Transparent Execution of Scientific Workflows in Docker Containers | Docker

36

One of the weak points of e-science is the difficulty to make experiments reproducible in different computing infrastructure. Developers of scientific applications do not have substantial expertise in computer sciences. For those users, dealing with software installation and configuration for distributed environments can become a nightmare.

In this talk, we will present a programming framework to easily develop and distribute scientific applications in a Docker-based computing platform. The proposed framework is a combination of the COMP Superscalar (COMPSs) programming model and runtime, and the Docker software stack. On the one hand, the COMPSs framework provides a straightforward way to develop task-based parallel applications from sequential code. Developers just need to identify the application functions which are candidates to be a task and declaring the direction (IN, OUT or INOUT) of the data used in these methods. With this information, the COMPSs runtime can detect data dependencies between tasks inferring the inherent parallelism in the application and coordinating the execution in the available computing devices.
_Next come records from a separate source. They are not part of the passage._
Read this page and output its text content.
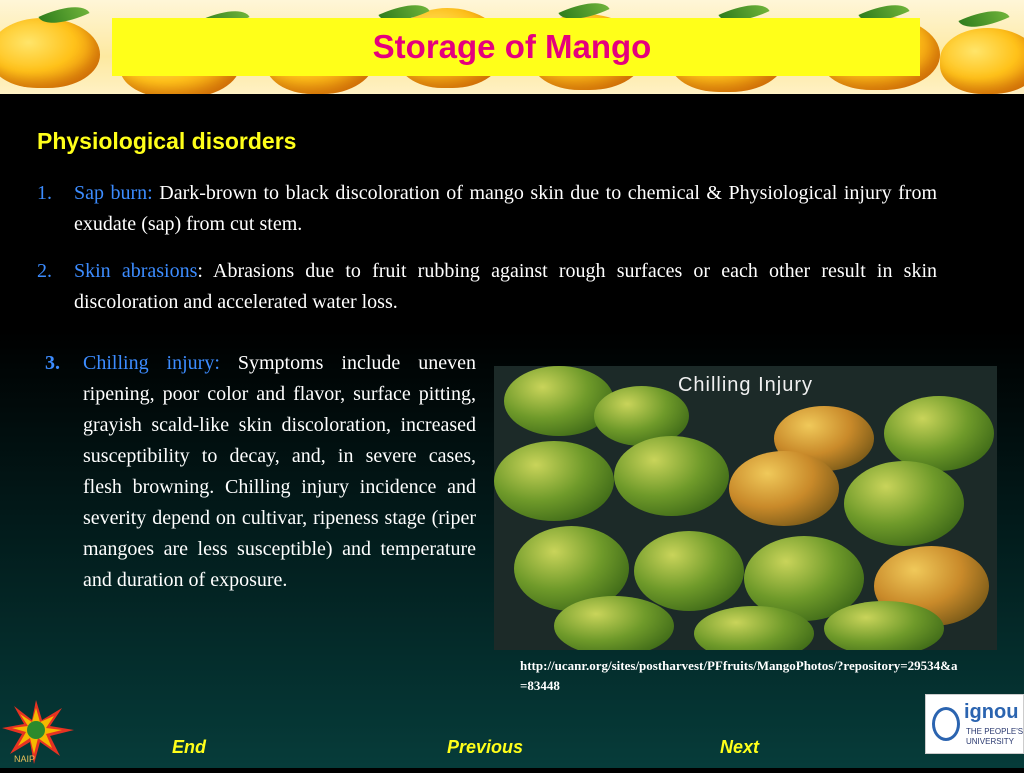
Storage of Mango
Physiological disorders
1. Sap burn: Dark-brown to black discoloration of mango skin due to chemical & Physiological injury from exudate (sap) from cut stem.
2. Skin abrasions: Abrasions due to fruit rubbing against rough surfaces or each other result in skin discoloration and accelerated water loss.
3. Chilling injury: Symptoms include uneven ripening, poor color and flavor, surface pitting, grayish scald-like skin discoloration, increased susceptibility to decay, and, in severe cases, flesh browning. Chilling injury incidence and severity depend on cultivar, ripeness stage (riper mangoes are less susceptible) and temperature and duration of exposure.
Chilling Injury
http://ucanr.org/sites/postharvest/PFfruits/MangoPhotos/?repository=29534&a=83448
NAIP
End	Previous	Next
ignou
THE PEOPLE'S UNIVERSITY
On the other hand, the Docker Software stack provides a set of tools and services to distribute and the deployment applications as a set of Docker Containers. We have extended the COMPSs tools to support the transparent execution of scientific applications on top of Docker containers.

This extension includes the creation and registration of the Docker images from the application code; the decomposition of the application as a set of Docker containers; and its deployment and efficient execution in a Docker-based computing environment. This framework provides scientists with a tool to easily implement parallel distributed applications to perform their experiments and to deploy and execute them in a one-click fashion.